How the Other Half Builds

An op-ed in today’s New York Times, by Matias Echanove and Rahul Srivastava of Mumbai, comments on a proposal for a $300 house as a solution for slum-dwellers in Third World countries. The authors correctly criticize the idea. Architects never cease to be fascinated by “minimal” housing (preferably prefab), and a $300 house sounds like the housing equivalent of the $100 one-laptop-per-child computer. But it isn’t. Twenty-five years ago, when I was doing research on slums in Indore, we discovered several interesting facts that contradicted the conventional thinking about how the poor live (available as a report, How the Other Half Builds, Vol I). For one thing, their homes were not all small—far from it. The reason was that households weren’t small. Nuclear families were few and far between, most families were extended, and most houses were home to 2-3 families. In the five communities we studied, there was no simple correlation between family income, family size, and sharing. We concluded that the reason for sharing was not necessarily economic, but was due to family ties, caste, or work groups.
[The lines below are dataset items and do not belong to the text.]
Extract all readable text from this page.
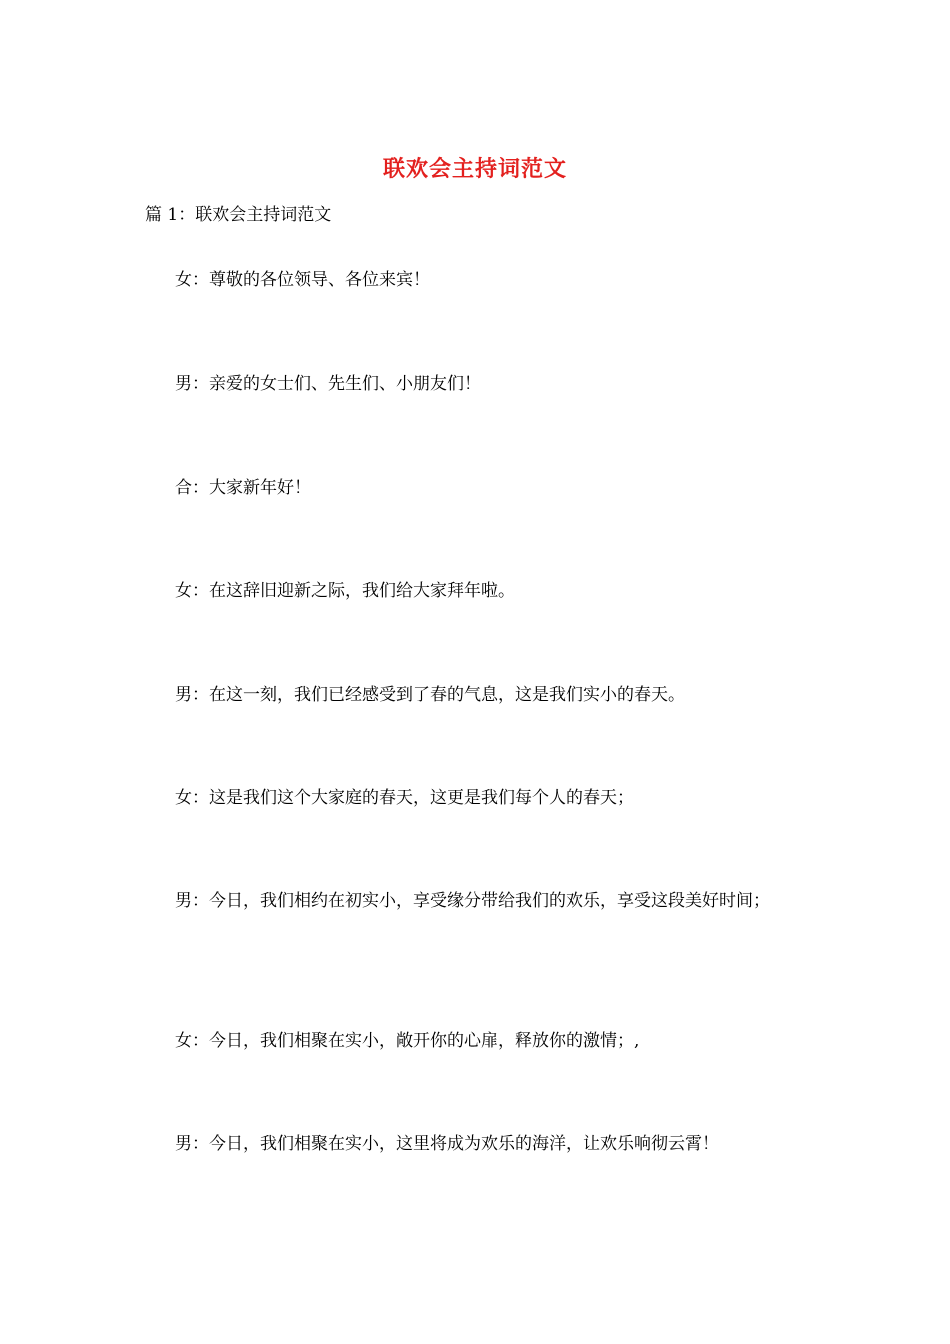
联欢会主持词范文

篇 1：联欢会主持词范文

女：尊敬的各位领导、各位来宾！

男：亲爱的女士们、先生们、小朋友们！

合：大家新年好！

女：在这辞旧迎新之际，我们给大家拜年啦。

男：在这一刻，我们已经感受到了春的气息，这是我们实小的春天。

女：这是我们这个大家庭的春天，这更是我们每个人的春天；

男：今日，我们相约在初实小，享受缘分带给我们的欢乐，享受这段美好时间；

女：今日，我们相聚在实小，敞开你的心扉，释放你的激情；,

男：今日，我们相聚在实小，这里将成为欢乐的海洋，让欢乐响彻云霄！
The last is important, for home often also means work place. So houses accommodate work spaces—and shop spaces—as well as living spaces. Further, building a house is not such a big problem for the poor—there are plenty of second-hand and recycled building material available in slum communities (and in the surrounding city). What is often a problem is water supply and especially waste (excreta) disposal. Better to put one’s energies there.